Dr. Oz, who has marketed himself as a warm and open-minded medical expert who has simple solutions for people eager to avoid Big Pharma, taps into those dynamics. As Vox’s Julia Belluz noted in a recent feature story about the rise of his celebrity career, Oz effectively “identified that something was missing from mainstream medicine: that people longed for more than the cold, scientific approach.” He explains things in ways that people can easily relate to, and he offers suggestions to ease Americans’ anxieties about navigating a medical field that may appear to be filled with distortions and downplayed risks.

“I want no more barriers between patient and medicine,” Oz explained to a New Yorker reporter in 2013. “I would take us all back a thousand years, when our ancestors lived in small villages and there was always a healer in that village — and his job wasn’t to give you heart surgery or medication but to help find a safe place for conversation.” He described a “civil war” between conventional doctors and people like him, who are more receptive to alternative treatments that fall outside of Western medicine.

It’s a pitch that appeals to a lot of Americans; the Dr.
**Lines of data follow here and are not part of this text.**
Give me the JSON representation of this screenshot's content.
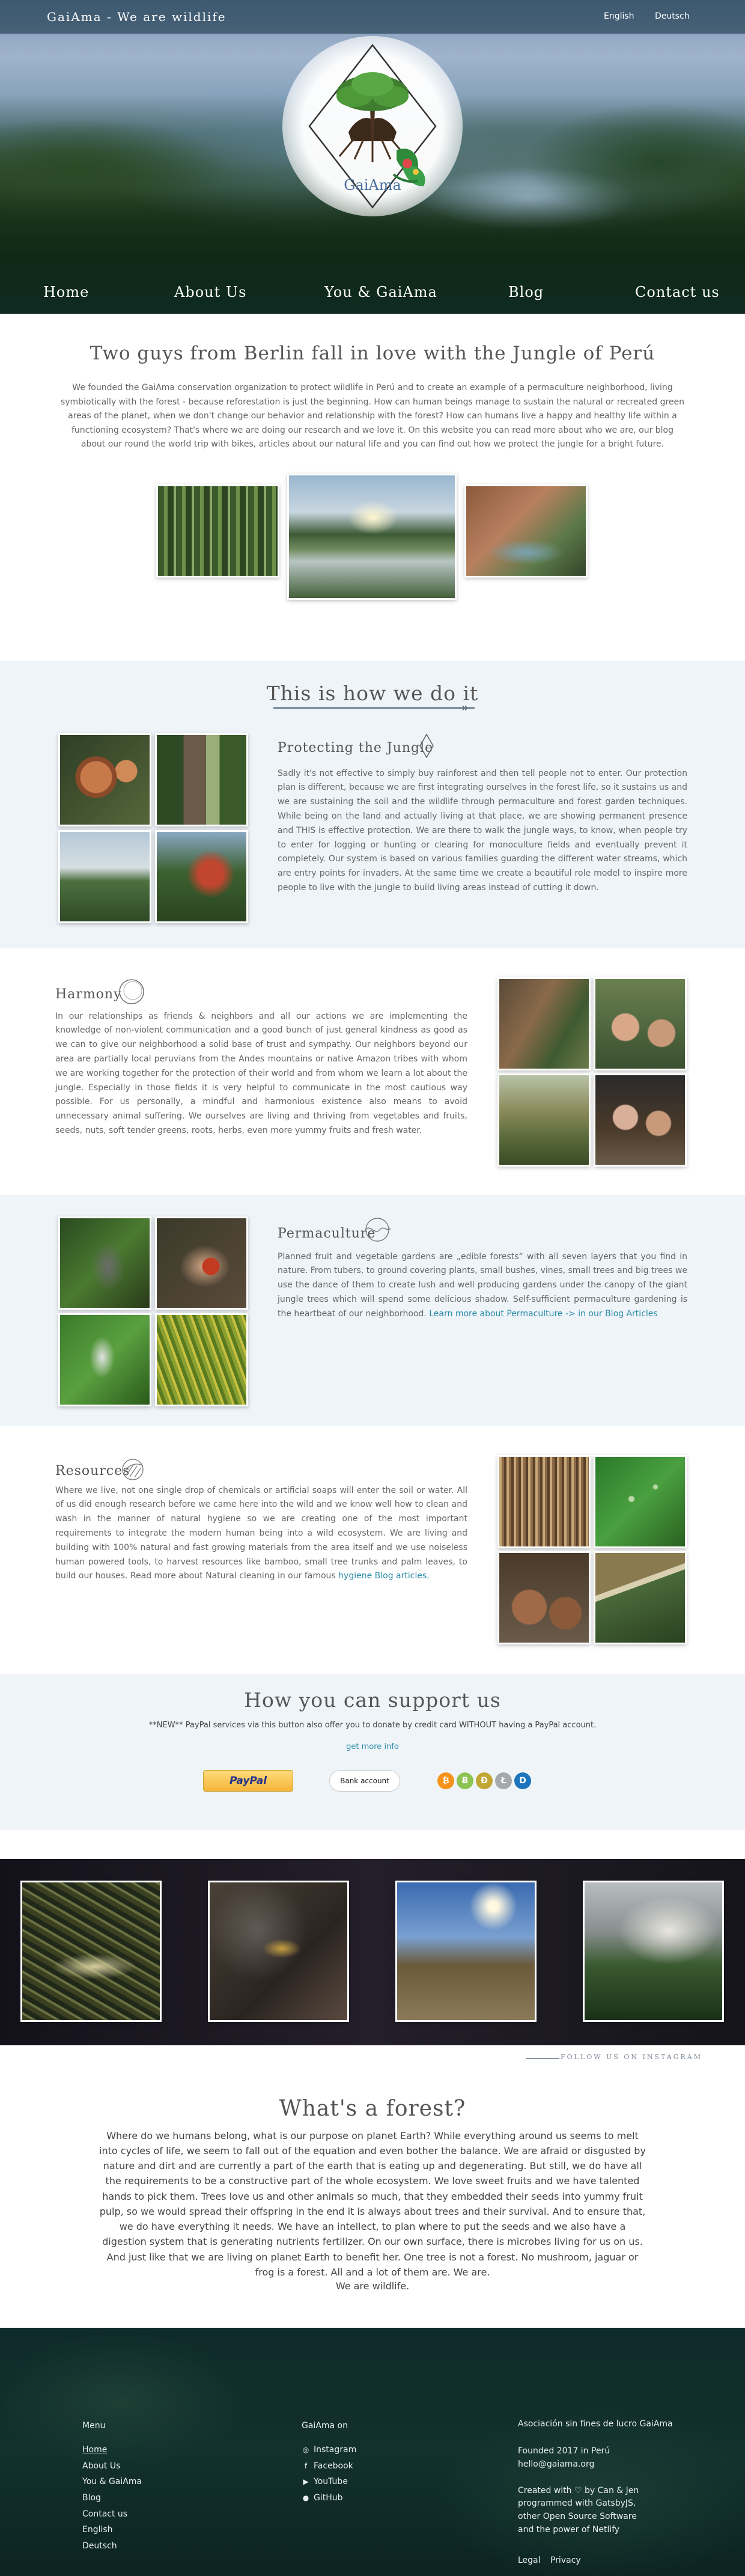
{
  "header": {
    "brand": "GaiAma - We are wildlife",
    "languages": [
      "English",
      "Deutsch"
    ],
    "logo_text": "GaiAma",
    "nav": [
      "Home",
      "About Us",
      "You & GaiAma",
      "Blog",
      "Contact us"
    ]
  },
  "intro": {
    "title": "Two guys from Berlin fall in love with the Jungle of Perú",
    "text": "We founded the GaiAma conservation organization to protect wildlife in Perú and to create an example of a permaculture neighborhood, living symbiotically with the forest - because reforestation is just the beginning. How can human beings manage to sustain the natural or recreated green areas of the planet, when we don't change our behavior and relationship with the forest? How can humans live a happy and healthy life within a functioning ecosystem? That's where we are doing our research and we love it. On this website you can read more about who we are, our blog about our round the world trip with bikes, articles about our natural life and you can find out how we protect the jungle for a bright future."
  },
  "how": {
    "title": "This is how we do it"
  },
  "protecting": {
    "heading": "Protecting the Jungle",
    "icon": "diamond-icon",
    "text": "Sadly it's not effective to simply buy rainforest and then tell people not to enter. Our protection plan is different, because we are first integrating ourselves in the forest life, so it sustains us and we are sustaining the soil and the wildlife through permaculture and forest garden techniques. While being on the land and actually living at that place, we are showing permanent presence and THIS is effective protection. We are there to walk the jungle ways, to know, when people try to enter for logging or hunting or clearing for monoculture fields and eventually prevent it completely. Our system is based on various families guarding the different water streams, which are entry points for invaders. At the same time we create a beautiful role model to inspire more people to live with the jungle to build living areas instead of cutting it down."
  },
  "harmony": {
    "heading": "Harmony",
    "icon": "circle-icon",
    "text": "In our relationships as friends & neighbors and all our actions we are implementing the knowledge of non-violent communication and a good bunch of just general kindness as good as we can to give our neighborhood a solid base of trust and sympathy. Our neighbors beyond our area are partially local peruvians from the Andes mountains or native Amazon tribes with whom we are working together for the protection of their world and from whom we learn a lot about the jungle. Especially in those fields it is very helpful to communicate in the most cautious way possible. For us personally, a mindful and harmonious existence also means to avoid unnecessary animal suffering. We ourselves are living and thriving from vegetables and fruits, seeds, nuts, soft tender greens, roots, herbs, even more yummy fruits and fresh water."
  },
  "permaculture": {
    "heading": "Permaculture",
    "icon": "wave-icon",
    "text": "Planned fruit and vegetable gardens are „edible forests“ with all seven layers that you find in nature. From tubers, to ground covering plants, small bushes, vines, small trees and big trees we use the dance of them to create lush and well producing gardens under the canopy of the giant jungle trees which will spend some delicious shadow. Self-sufficient permaculture gardening is the heartbeat of our neighborhood. ",
    "link": "Learn more about Permaculture -> in our Blog Articles"
  },
  "resources": {
    "heading": "Resources",
    "icon": "leaf-icon",
    "text": "Where we live, not one single drop of chemicals or artificial soaps will enter the soil or water. All of us did enough research before we came here into the wild and we know well how to clean and wash in the manner of natural hygiene so we are creating one of the most important requirements to integrate the modern human being into a wild ecosystem. We are living and building with 100% natural and fast growing materials from the area itself and we use noiseless human powered tools, to harvest resources like bamboo, small tree trunks and palm leaves, to build our houses. Read more about Natural cleaning in our famous ",
    "link": "hygiene Blog articles."
  },
  "support": {
    "title": "How you can support us",
    "note": "**NEW** PayPal services via this button also offer you to donate by credit card WITHOUT having a PayPal account.",
    "more_link": "get more info",
    "paypal_label": "PayPal",
    "bank_label": "Bank account",
    "coins": [
      {
        "symbol": "₿",
        "color": "#f7931a",
        "icon": "bitcoin-icon"
      },
      {
        "symbol": "Ƀ",
        "color": "#8dc351",
        "icon": "bitcoin-cash-icon"
      },
      {
        "symbol": "Ð",
        "color": "#c2a633",
        "icon": "dogecoin-icon"
      },
      {
        "symbol": "Ł",
        "color": "#a6a9aa",
        "icon": "litecoin-icon"
      },
      {
        "symbol": "D",
        "color": "#1c75bc",
        "icon": "dash-icon"
      }
    ]
  },
  "instagram": {
    "follow": "Follow us on Instagram"
  },
  "forest": {
    "title": "What's a forest?",
    "text": "Where do we humans belong, what is our purpose on planet Earth? While everything around us seems to melt into cycles of life, we seem to fall out of the equation and even bother the balance. We are afraid or disgusted by nature and dirt and are currently a part of the earth that is eating up and degenerating. But still, we do have all the requirements to be a constructive part of the whole ecosystem. We love sweet fruits and we have talented hands to pick them. Trees love us and other animals so much, that they embedded their seeds into yummy fruit pulp, so we would spread their offspring in the end it is always about trees and their survival. And to ensure that, we do have everything it needs. We have an intellect, to plan where to put the seeds and we also have a digestion system that is generating nutrients fertilizer. On our own surface, there is microbes living for us on us. And just like that we are living on planet Earth to benefit her. One tree is not a forest. No mushroom, jaguar or frog is a forest. All and a lot of them are. We are.",
    "closing": "We are wildlife."
  },
  "footer": {
    "menu_title": "Menu",
    "menu": [
      "Home",
      "About Us",
      "You & GaiAma",
      "Blog",
      "Contact us",
      "English",
      "Deutsch"
    ],
    "social_title": "GaiAma on",
    "social": [
      {
        "label": "Instagram",
        "icon": "instagram-icon",
        "glyph": "◎"
      },
      {
        "label": "Facebook",
        "icon": "facebook-icon",
        "glyph": "f"
      },
      {
        "label": "YouTube",
        "icon": "youtube-icon",
        "glyph": "▶"
      },
      {
        "label": "GitHub",
        "icon": "github-icon",
        "glyph": "●"
      }
    ],
    "assoc_title": "Asociación sin fines de lucro GaiAma",
    "founded": "Founded 2017 in Perú",
    "email": "hello@gaiama.org",
    "created": [
      "Created with ♡ by Can & Jen",
      "programmed with GatsbyJS,",
      "other Open Source Software",
      "and the power of Netlify"
    ],
    "legal": "Legal",
    "privacy": "Privacy"
  },
  "colors": {
    "accent_link": "#2b8aa8",
    "band_bg": "#eef4f8",
    "footer_bg": "#12302d",
    "paypal_yellow": "#f4b43a"
  }
}
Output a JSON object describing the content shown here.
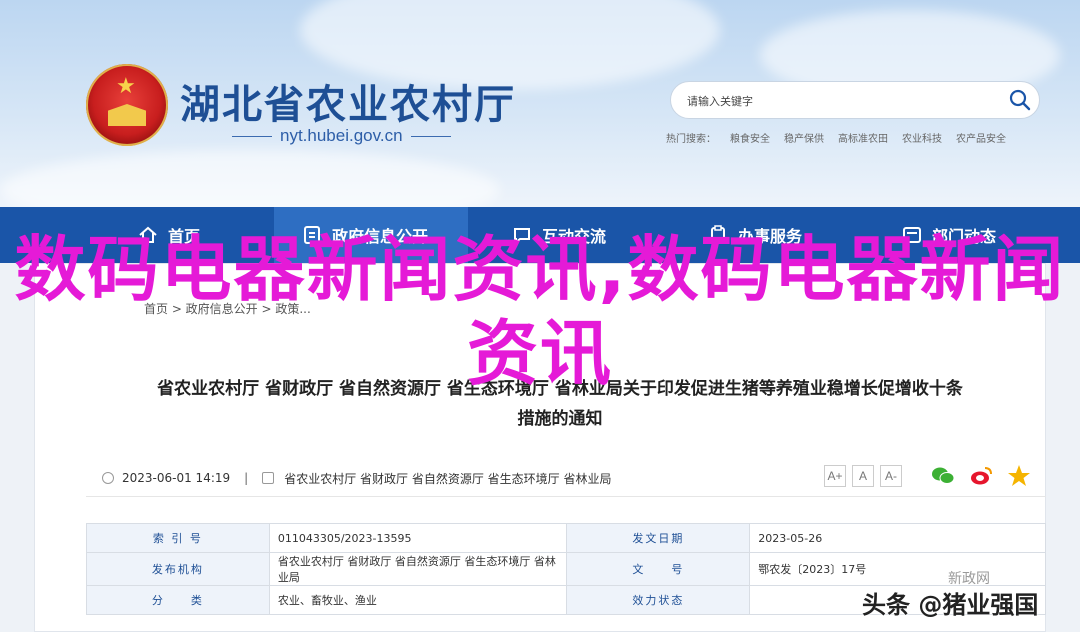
{
  "header": {
    "site_title": "湖北省农业农村厅",
    "domain": "nyt.hubei.gov.cn",
    "search_placeholder": "请输入关键字",
    "hot_search_label": "热门搜索：",
    "hot_search_items": [
      "粮食安全",
      "稳产保供",
      "高标准农田",
      "农业科技",
      "农产品安全"
    ]
  },
  "nav": {
    "items": [
      {
        "label": "首页"
      },
      {
        "label": "政府信息公开"
      },
      {
        "label": "互动交流"
      },
      {
        "label": "办事服务"
      },
      {
        "label": "部门动态"
      }
    ]
  },
  "breadcrumb": "首页 > 政府信息公开 > 政策...",
  "article": {
    "title_line1": "省农业农村厅 省财政厅 省自然资源厅 省生态环境厅 省林业局关于印发促进生猪等养殖业稳增长促增收十条",
    "title_line2": "措施的通知",
    "date": "2023-06-01 14:19",
    "divider": "|",
    "publishers": "省农业农村厅 省财政厅 省自然资源厅 省生态环境厅 省林业局",
    "font_buttons": [
      "A+",
      "A",
      "A-"
    ]
  },
  "info_table": [
    {
      "label1": "索 引 号",
      "value1": "011043305/2023-13595",
      "label2": "发文日期",
      "value2": "2023-05-26"
    },
    {
      "label1": "发布机构",
      "value1": "省农业农村厅 省财政厅 省自然资源厅 省生态环境厅 省林业局",
      "label2": "文　　号",
      "value2": "鄂农发〔2023〕17号"
    },
    {
      "label1": "分　　类",
      "value1": "农业、畜牧业、渔业",
      "label2": "效力状态",
      "value2": ""
    }
  ],
  "overlay_title": "数码电器新闻资讯,数码电器新闻资讯",
  "watermark_small": "新政网",
  "watermark": "头条 @猪业强国",
  "colors": {
    "nav_bg": "#1a55a8",
    "title_blue": "#1e4f95",
    "overlay": "#e51ad7"
  }
}
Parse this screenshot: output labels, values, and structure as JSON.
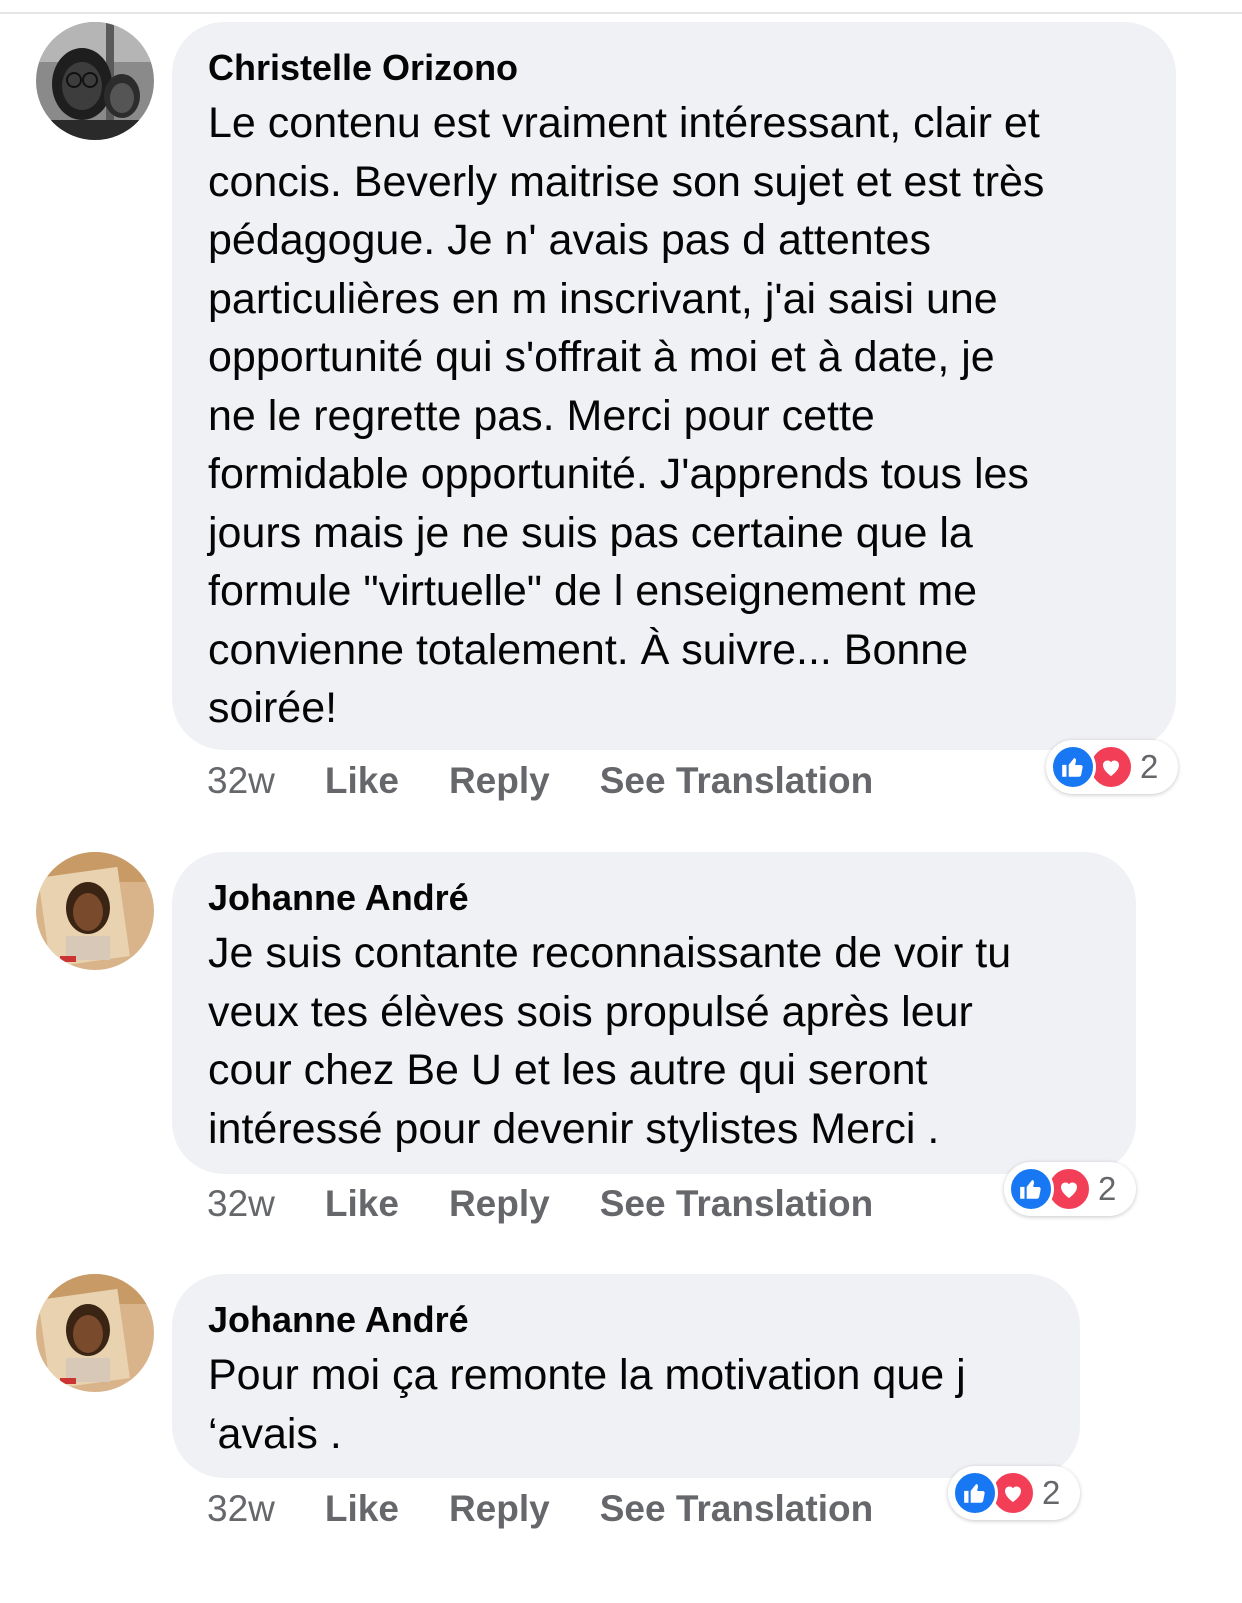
{
  "comments": [
    {
      "author": "Christelle Orizono",
      "text": "Le contenu est vraiment intéressant, clair et\nconcis. Beverly maitrise son sujet et est très\npédagogue. Je n' avais pas d attentes\nparticulières en m inscrivant, j'ai saisi une\nopportunité qui s'offrait à moi et à date, je\nne le regrette pas. Merci pour cette\nformidable opportunité. J'apprends tous les\njours mais je ne suis pas certaine que la\nformule \"virtuelle\" de l enseignement me\nconvienne totalement. À suivre... Bonne\nsoirée!",
      "time": "32w",
      "like": "Like",
      "reply": "Reply",
      "translate": "See Translation",
      "reaction_count": "2",
      "reactions": [
        "like-icon",
        "love-icon"
      ]
    },
    {
      "author": "Johanne André",
      "text": "Je suis contante reconnaissante de voir tu\nveux tes élèves sois propulsé après leur\ncour chez  Be U et les autre qui seront\nintéressé pour devenir stylistes Merci .",
      "time": "32w",
      "like": "Like",
      "reply": "Reply",
      "translate": "See Translation",
      "reaction_count": "2",
      "reactions": [
        "like-icon",
        "love-icon"
      ]
    },
    {
      "author": "Johanne André",
      "text": "Pour moi ça remonte la motivation que j\n‘avais .",
      "time": "32w",
      "like": "Like",
      "reply": "Reply",
      "translate": "See Translation",
      "reaction_count": "2",
      "reactions": [
        "like-icon",
        "love-icon"
      ]
    }
  ],
  "colors": {
    "bubble": "#f0f1f5",
    "meta_text": "#65676b",
    "like_blue": "#1877f2",
    "love_red": "#f33e58"
  }
}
Oz Show has a daily viewership of about four million people.

Physicians who are critical of Oz’s practices, meanwhile, argue that their profession isn’t as divided between doctors and alternative medicine as Oz would have Americans believe. Instead, they say, the real division emerges between people who want treatments to be subject to scientific scrutiny and people who resist the findings from that research if they deliver results they don’t like.


“There’s no such thing as alternative medicine,” Dr. Paul Offit, the director of the Vaccine Education Center at the Children’s Hospital of Philadelphia and the author of a book about pseudoscience, once wrote in the Washington Post. “If clinical trials show that a therapy works, it’s good medicine. And if a therapy doesn’t work, then it’s not an alternative… In many case, though, when natural products have been put to the test, they’ve fallen short of their claims.”